In the recurrence group, the majority were found to have uncomplicated appendicitis, but complicated appendicitis was seen in two patients between 2 and 5 years after the index admission.

There was a significant 17.9% higher complication rate in the appendectomy group, compared with the antibiotic group – 24.4% versus 6.5% – at 5 years and two patients in the appendectomy group had severe complications requiring reoperation.

They suggested that the higher complication rate with surgery, which was mostly attributable to infections, could be reduced by the use of laparoscopic appendectomy, which is also associated with faster recovery.

The median length of hospital stay was 3 days for both the appendectomy group and the antibiotics-only group, but patients randomized to appendectomy took a median of 22 days of sick leave, compared with 11 days for those randomized to antibiotics (P less than .001).

In the absence of standard protocol on treating appendicitis with antibiotics, the authors noted that they took a conservative approach, using broad-spectrum antibiotics and keeping patients in hospital for 3 days for observation.

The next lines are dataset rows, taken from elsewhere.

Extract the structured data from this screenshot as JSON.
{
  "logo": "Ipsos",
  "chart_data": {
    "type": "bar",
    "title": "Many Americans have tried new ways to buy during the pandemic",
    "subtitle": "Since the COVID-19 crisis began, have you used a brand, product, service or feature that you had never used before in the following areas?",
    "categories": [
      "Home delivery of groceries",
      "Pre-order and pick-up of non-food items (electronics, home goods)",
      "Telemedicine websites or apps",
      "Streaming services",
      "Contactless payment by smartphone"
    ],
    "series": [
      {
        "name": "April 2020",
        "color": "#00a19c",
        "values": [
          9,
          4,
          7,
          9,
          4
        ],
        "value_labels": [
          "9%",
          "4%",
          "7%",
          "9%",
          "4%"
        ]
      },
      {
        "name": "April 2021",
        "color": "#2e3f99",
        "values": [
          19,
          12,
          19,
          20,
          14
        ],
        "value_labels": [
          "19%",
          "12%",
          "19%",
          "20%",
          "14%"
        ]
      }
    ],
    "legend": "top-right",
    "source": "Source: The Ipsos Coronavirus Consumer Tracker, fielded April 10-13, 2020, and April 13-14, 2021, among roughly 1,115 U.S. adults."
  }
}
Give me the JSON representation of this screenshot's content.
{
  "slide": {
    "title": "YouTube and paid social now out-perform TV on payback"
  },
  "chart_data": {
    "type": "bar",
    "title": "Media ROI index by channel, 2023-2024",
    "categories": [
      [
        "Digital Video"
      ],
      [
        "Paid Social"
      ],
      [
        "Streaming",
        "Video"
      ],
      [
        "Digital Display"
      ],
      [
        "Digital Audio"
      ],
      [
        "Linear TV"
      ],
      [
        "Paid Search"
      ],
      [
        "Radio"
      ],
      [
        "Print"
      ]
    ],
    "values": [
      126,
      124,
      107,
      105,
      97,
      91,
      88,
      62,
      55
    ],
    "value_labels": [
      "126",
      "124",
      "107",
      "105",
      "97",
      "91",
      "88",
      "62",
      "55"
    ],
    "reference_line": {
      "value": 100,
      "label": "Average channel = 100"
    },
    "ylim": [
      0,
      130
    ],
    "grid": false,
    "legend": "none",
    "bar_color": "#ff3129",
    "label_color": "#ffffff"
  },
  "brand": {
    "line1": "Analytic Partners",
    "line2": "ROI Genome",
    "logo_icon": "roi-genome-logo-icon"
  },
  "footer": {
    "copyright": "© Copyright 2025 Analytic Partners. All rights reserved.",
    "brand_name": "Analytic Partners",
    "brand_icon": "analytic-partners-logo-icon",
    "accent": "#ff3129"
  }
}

“The success of antibiotic treatment for appendicitis calls into question prior beliefs that appendicitis inevitably results in serious intra-abdominal infection if appendectomy is not performed.”

The study was supported by the Mary and Georg C. Ehrnrooth Foundation, the EVO Foundation, and Turku University. One author declared lecture fees from three pharmaceutical companies but no other conflicts of interest were declared.